她忽然想試試這小臉捏起來會是什麽感覺,情不自禁地伸出手去,在她的指腹與成桓的臉即将相接的一剎那,成桓倏然睜開眼睛。他醒了。
這就很尴尬了。
成桓冷着臉道:“你在做什麽?”
江莫憂幹笑了兩聲,“我看到皇上臉上有蒼蠅,便想為您捉去,不想您醒了。”
“蒼蠅呢?”
“已經飛走了。”
“滿口胡言!”成桓冷哼一聲,“你來做什麽?”
“皇上的玉佩落在我那兒了,我給您送過來。”江莫憂将那塊九龍佩取出。
成桓劈手奪過去,冷聲道:“玉佩遣人送過來就行了,何必你親自動手。”他忽然話鋒一轉,“皇後,你可知罪?”

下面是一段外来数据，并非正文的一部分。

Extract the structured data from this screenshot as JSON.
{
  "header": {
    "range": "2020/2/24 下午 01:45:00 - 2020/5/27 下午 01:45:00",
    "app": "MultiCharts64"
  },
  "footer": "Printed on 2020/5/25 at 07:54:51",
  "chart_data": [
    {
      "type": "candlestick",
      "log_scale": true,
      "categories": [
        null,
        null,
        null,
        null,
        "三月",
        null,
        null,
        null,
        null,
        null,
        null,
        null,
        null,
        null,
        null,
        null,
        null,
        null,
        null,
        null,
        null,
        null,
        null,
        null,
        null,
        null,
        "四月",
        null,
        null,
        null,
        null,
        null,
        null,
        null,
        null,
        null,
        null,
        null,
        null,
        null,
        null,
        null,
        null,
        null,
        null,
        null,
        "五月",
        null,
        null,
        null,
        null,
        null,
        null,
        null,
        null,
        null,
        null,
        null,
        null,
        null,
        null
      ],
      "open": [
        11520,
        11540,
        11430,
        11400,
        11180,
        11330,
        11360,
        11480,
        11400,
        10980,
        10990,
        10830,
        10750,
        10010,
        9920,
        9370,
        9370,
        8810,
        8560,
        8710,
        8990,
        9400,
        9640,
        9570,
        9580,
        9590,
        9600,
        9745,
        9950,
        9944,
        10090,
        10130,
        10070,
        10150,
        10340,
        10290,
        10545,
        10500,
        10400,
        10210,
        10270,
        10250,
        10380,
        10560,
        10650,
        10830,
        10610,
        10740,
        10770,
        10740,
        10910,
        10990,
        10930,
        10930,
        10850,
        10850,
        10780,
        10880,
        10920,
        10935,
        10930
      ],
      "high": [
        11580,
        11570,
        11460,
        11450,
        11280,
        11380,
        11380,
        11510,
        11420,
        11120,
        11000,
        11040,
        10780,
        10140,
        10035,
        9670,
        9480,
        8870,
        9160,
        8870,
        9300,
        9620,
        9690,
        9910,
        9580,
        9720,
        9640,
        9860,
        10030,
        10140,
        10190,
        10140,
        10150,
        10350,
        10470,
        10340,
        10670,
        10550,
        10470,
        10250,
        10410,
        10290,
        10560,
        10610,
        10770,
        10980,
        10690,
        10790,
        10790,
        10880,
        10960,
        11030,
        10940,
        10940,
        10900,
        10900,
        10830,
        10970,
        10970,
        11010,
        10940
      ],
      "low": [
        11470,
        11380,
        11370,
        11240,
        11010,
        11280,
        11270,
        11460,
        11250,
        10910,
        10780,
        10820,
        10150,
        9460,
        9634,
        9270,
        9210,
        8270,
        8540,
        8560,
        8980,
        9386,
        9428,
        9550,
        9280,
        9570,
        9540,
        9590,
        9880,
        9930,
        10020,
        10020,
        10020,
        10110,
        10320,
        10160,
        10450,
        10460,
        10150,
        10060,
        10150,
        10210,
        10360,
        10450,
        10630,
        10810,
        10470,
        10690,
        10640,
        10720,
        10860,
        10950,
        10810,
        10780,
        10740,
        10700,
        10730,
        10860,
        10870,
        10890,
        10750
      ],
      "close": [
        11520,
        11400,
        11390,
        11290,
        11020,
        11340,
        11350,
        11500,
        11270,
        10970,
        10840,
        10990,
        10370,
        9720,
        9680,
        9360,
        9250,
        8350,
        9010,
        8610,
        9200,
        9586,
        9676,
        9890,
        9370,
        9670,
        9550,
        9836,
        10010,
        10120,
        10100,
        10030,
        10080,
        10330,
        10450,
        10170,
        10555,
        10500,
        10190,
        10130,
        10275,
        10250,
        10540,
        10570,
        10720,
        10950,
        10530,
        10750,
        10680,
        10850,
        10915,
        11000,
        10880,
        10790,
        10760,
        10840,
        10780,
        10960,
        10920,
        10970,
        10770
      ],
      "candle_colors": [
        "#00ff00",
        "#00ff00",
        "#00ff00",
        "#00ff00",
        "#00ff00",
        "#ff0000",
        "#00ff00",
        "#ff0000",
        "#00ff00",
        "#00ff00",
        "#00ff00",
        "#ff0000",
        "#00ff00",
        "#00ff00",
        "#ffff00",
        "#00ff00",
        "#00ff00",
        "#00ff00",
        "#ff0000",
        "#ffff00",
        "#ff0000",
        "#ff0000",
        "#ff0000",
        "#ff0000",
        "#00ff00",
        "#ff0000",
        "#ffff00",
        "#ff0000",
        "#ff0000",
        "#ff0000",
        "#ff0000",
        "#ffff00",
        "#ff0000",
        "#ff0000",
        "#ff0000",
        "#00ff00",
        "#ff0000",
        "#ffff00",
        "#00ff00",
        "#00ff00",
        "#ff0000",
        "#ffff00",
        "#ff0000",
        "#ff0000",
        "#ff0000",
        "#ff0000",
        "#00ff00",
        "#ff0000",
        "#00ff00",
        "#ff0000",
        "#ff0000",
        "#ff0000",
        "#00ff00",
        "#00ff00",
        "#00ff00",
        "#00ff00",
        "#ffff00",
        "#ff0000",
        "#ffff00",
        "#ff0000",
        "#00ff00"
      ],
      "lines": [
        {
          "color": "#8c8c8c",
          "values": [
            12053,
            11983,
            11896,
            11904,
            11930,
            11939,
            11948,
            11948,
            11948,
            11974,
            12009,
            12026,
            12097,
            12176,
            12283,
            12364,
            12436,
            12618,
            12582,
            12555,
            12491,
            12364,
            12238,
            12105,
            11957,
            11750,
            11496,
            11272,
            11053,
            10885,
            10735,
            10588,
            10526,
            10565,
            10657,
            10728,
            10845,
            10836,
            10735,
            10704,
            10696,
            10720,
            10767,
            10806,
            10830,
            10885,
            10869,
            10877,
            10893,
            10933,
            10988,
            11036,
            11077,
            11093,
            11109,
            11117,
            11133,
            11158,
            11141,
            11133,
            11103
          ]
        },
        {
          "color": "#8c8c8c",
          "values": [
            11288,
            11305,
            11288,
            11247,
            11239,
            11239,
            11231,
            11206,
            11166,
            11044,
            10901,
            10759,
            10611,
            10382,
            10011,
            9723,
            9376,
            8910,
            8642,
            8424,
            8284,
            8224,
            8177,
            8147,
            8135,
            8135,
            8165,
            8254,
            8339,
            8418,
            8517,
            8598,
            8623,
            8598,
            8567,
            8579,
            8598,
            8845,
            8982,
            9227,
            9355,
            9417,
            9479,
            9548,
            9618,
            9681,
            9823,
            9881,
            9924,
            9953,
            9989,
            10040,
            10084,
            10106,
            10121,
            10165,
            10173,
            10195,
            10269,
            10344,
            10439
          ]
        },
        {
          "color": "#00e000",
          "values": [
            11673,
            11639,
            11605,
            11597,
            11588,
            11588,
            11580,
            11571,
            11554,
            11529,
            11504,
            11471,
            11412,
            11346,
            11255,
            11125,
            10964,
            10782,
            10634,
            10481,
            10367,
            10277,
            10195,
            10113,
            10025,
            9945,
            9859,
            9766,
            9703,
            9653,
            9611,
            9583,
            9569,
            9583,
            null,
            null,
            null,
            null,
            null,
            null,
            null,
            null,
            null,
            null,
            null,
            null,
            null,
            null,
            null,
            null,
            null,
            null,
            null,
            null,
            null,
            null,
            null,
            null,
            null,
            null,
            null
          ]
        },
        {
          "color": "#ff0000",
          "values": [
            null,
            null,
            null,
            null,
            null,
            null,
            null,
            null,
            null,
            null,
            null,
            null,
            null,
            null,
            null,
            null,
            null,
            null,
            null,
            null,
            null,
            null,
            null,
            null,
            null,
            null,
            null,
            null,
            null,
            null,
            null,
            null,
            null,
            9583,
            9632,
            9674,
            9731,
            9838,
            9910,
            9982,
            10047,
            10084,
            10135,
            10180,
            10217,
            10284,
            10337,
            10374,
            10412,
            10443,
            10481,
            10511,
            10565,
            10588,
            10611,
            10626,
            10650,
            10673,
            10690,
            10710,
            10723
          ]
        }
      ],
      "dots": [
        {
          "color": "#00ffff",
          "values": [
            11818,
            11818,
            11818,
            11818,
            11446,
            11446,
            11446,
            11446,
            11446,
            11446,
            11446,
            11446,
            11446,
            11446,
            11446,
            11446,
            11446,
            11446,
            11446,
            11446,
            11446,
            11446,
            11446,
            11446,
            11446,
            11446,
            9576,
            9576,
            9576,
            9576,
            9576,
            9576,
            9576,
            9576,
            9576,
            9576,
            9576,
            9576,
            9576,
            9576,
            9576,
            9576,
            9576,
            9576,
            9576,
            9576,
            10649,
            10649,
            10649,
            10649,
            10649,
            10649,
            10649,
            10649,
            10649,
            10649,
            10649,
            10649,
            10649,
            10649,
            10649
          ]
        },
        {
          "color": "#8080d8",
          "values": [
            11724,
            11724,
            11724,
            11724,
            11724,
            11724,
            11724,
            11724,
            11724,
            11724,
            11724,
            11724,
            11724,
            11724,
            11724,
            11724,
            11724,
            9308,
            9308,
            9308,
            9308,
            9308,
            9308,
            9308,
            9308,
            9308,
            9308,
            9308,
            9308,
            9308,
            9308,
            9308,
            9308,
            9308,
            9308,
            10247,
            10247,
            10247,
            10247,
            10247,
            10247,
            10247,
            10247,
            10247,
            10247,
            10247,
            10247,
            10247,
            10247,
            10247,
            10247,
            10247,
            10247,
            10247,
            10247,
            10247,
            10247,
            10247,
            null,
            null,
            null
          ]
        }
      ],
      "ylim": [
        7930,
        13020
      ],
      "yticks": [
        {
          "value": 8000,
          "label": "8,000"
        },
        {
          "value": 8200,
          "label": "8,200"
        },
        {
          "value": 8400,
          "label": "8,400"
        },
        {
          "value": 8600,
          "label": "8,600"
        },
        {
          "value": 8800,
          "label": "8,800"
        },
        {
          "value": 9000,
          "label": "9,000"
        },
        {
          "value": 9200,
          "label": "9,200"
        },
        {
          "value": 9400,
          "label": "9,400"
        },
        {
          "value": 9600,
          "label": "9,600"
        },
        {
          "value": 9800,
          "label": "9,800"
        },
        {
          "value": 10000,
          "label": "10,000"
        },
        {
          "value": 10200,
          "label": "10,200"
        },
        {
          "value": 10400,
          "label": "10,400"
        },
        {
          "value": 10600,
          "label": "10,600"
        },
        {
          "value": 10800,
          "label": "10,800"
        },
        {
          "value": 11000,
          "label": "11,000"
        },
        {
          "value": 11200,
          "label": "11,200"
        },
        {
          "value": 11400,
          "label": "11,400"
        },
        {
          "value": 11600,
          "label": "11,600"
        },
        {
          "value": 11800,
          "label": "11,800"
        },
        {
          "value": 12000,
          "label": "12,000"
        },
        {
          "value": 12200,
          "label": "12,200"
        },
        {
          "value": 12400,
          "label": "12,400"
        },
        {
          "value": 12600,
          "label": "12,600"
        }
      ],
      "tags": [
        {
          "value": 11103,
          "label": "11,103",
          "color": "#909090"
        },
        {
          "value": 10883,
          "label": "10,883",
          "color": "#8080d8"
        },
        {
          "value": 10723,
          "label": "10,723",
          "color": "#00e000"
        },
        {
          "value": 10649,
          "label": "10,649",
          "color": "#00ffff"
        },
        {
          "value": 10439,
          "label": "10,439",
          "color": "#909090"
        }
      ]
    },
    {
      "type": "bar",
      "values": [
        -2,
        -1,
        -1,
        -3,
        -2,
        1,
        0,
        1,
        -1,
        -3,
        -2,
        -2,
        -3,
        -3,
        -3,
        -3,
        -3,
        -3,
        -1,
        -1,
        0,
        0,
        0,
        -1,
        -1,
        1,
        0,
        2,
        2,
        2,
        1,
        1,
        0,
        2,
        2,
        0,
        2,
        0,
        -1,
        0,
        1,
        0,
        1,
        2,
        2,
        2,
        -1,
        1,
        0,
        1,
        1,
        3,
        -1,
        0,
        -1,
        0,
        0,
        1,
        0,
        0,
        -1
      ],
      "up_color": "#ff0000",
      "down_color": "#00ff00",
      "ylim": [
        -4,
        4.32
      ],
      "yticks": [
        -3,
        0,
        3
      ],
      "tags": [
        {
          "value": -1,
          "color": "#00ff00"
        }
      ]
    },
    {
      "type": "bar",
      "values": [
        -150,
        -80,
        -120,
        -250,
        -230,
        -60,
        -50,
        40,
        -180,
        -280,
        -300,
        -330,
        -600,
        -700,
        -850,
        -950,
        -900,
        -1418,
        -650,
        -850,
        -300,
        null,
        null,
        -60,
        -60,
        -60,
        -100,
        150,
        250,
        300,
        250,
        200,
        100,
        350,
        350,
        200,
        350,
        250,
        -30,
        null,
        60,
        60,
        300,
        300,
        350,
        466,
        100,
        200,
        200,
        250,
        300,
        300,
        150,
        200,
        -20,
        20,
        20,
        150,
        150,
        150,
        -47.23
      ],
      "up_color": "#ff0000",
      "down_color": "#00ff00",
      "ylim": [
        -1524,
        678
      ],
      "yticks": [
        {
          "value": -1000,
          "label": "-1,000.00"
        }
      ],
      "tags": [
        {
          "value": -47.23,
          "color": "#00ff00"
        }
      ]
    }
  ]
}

這一轉折來得好不突兀,江莫憂也懵了,早上吃飯的時候不是還好好的嗎,這家夥在犯什麽神經?好在身為一個演員,臨機應變的能力是必備的,她立刻鎮定了臉色說道:“臣妾不知身負何罪,還請皇上明示。”
成桓背着手,冷冷道:“朕早前就吩咐過,皇後需在宮中靜養,無朕的旨意不得出來,如今你卻貿然出入太儀殿,豈非有違皇命?”